Question 12.12: Objective: Design a driver amplifier to supply current to an...
Objective: Design a driver amplifier to supply current to an LED. Specifications: The available voltage source is variable from 0 to 5 V and has an output resistance of 200 Ω. The required diode current is 10 mA when the maximum input voltage is applied. The required closed-loop transconductance gain is then A_{g f} = I_{o}/V_{i} = (10 × 10^{−3})/5 → 2 mS.
Choices: An op-amp with the characteristics described in Example 12.8 and a BJT with h_{F E} = 100 are available.
(Design Approach): To minimize loading effects on the input, an amplifier with a large input resistance is required; to minimize loading effects on the output, a large output resistance is required. For these reasons, a series–series feedback configuration, or transconductance amplifier, is selected.
The closed-loop gain is
A_{g f} = 2 × 10^{−3} \cong 1/β_{z}
and the resistance feedback transfer function is
β_{z} = 500 \Omega
The dependent open-loop voltage source of the op-amp, as shown in Figure 12.17, can be transformed to an equivalent dependent op-loop transconductance source for the transconductance amplifier, as shown in Figure 12.12. We find that
A_{g} = A_{v}/R_{o}
The parameters specified for the op-amp yield
A_{g} = 100 A/V
The loop gain for the series–series configuration is
A_{g} β_{z} = (100)(500) = 5 × 10^{4}
Referring to Table 12.1, the expected input resistance is
| Table 12.1 | Summary results of feedback amplifier functions for the ideal feedback circuit | ||||
| Feedback amplifier | Source signal | Output signal | Transfer function | Input resistance | Output resistance |
| Series–shunt (voltage amplifier) | Voltage | Voltage | A_{vf} = \frac{V_{o}}{V_{i}} = \frac{A_{v}}{(1 + β_{v} A_{v})} | R_{i}(1 + β_{v} A_{v}) | \frac{R_{o}}{(1 + β_{v} A_{v})} |
| Shunt–series (current amplifier) | Current | Current | A_{if} = \frac{I_{o}}{I_{i}} = \frac{A_{i}}{(1 + β_{i} A_{i})} | \frac{R_{i}}{(1 + β_{i} A_{i})} | R_{o}(1 + β_{i} A_{i}) |
| Series–series (transconductance amplifier) | Voltage | Current | A_{gf} = \frac{I_{o}}{V_{i}} = \frac{A_{g}}{(1 + β_{z} A_{g})} | R_{i}(1 + β_{z} A_{g}) | R_{o}(1 + β_{z} A_{g}) |
| Shunt–shunt (transresistance amplifier) | Current | Voltage | A_{zf} = \frac{V_{o}}{I_{i}} = \frac{A_{z}}{(1 + β_{g} A_{z})} | \frac{R_{i}}{(1 + β_{g} A_{z})} | \frac{R_{o}}{(1 + β_{g} A_{z})} |
R_{i f} = (10)(5 × 10^{4}) k \Omega → 500 M\Omega
and the expected output resistance is
R_{o f} = (100)(5 × 10^{4}) \Omega → 5 M\Omega
These input and output resistances should minimize any loading effects at the amplifier input and output.

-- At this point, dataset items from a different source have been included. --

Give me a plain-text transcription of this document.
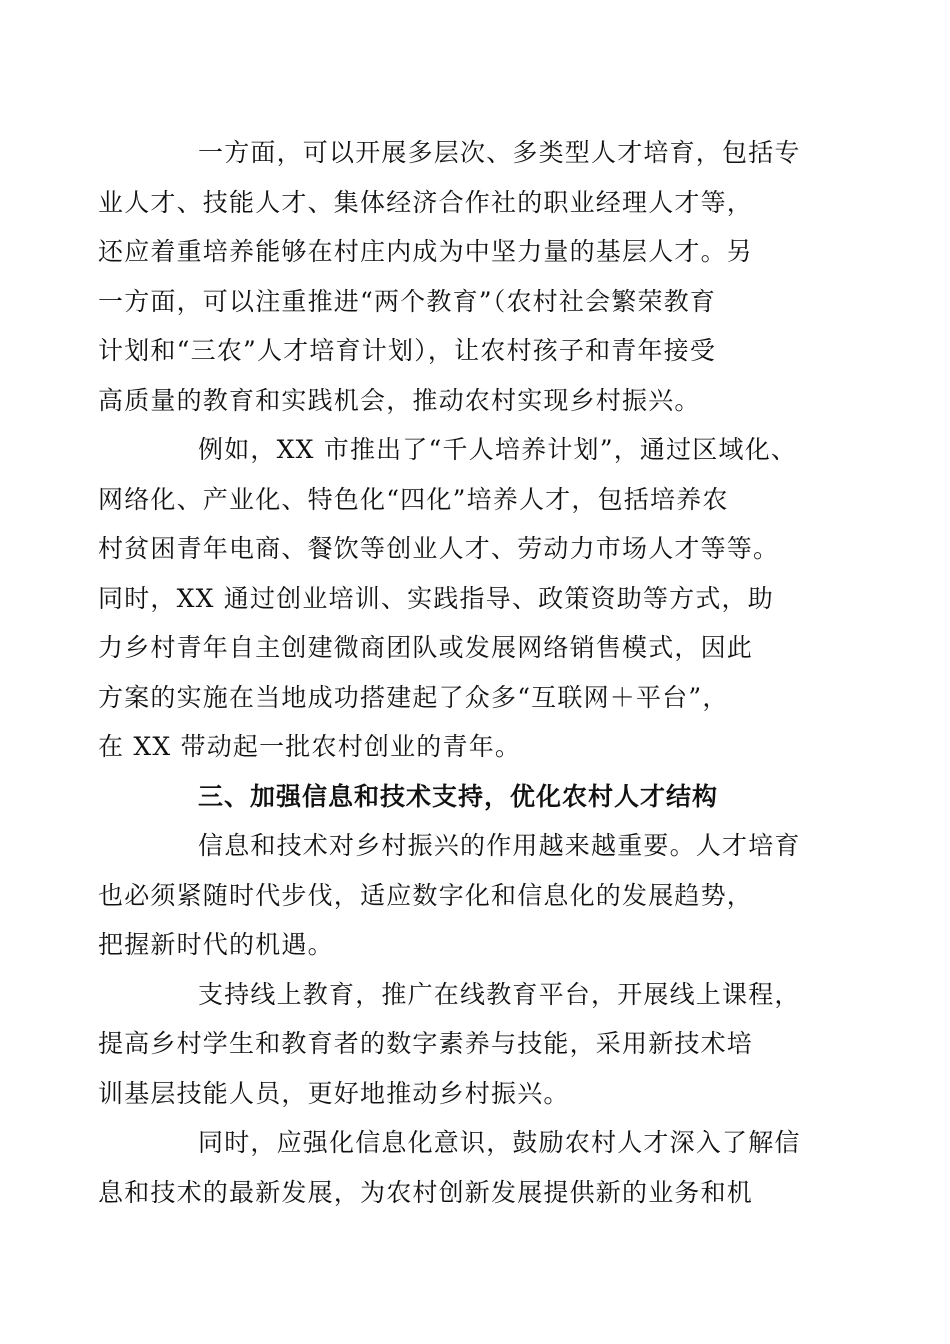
一方面，可以开展多层次、多类型人才培育，包括专
业人才、技能人才、集体经济合作社的职业经理人才等，
还应着重培养能够在村庄内成为中坚力量的基层人才。另
一方面，可以注重推进“两个教育”（农村社会繁荣教育
计划和“三农”人才培育计划），让农村孩子和青年接受
高质量的教育和实践机会，推动农村实现乡村振兴。
例如，XX 市推出了“千人培养计划”，通过区域化、
网络化、产业化、特色化“四化”培养人才，包括培养农
村贫困青年电商、餐饮等创业人才、劳动力市场人才等等。
同时，XX 通过创业培训、实践指导、政策资助等方式，助
力乡村青年自主创建微商团队或发展网络销售模式，因此
方案的实施在当地成功搭建起了众多“互联网＋平台”，
在 XX 带动起一批农村创业的青年。
三、加强信息和技术支持，优化农村人才结构
信息和技术对乡村振兴的作用越来越重要。人才培育
也必须紧随时代步伐，适应数字化和信息化的发展趋势，
把握新时代的机遇。
支持线上教育，推广在线教育平台，开展线上课程，
提高乡村学生和教育者的数字素养与技能，采用新技术培
训基层技能人员，更好地推动乡村振兴。
同时，应强化信息化意识，鼓励农村人才深入了解信
息和技术的最新发展，为农村创新发展提供新的业务和机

For this example, we may use the amplifier configuration shown in Figure 12.27, in which the load resistor R_{L} is replaced by an LED. In the ideal case,
β_{z} = R_{E} = 500 \Omega
Computer Simulation Verification: Figure 12.32 shows the circuit used in the computer simulation. Again, a standard µA-741 op-amp was used in the circuit and a standard diode was used in place of an LED. When the input voltage reached 5 V, the current through the diode was 10.0 mA, which was the design value. The input resistance R_{i f} was found to be approximately 2400 MΩ and the output resistance R_{of} was found to be approximately 60 MΩ. Both of these values are larger than predicted because of the differences in the assumed op-amp parameters and those of the µA-741 op-amp.
Comment: Again, an almost ideal feedback circuit can be designed by using an op-amp.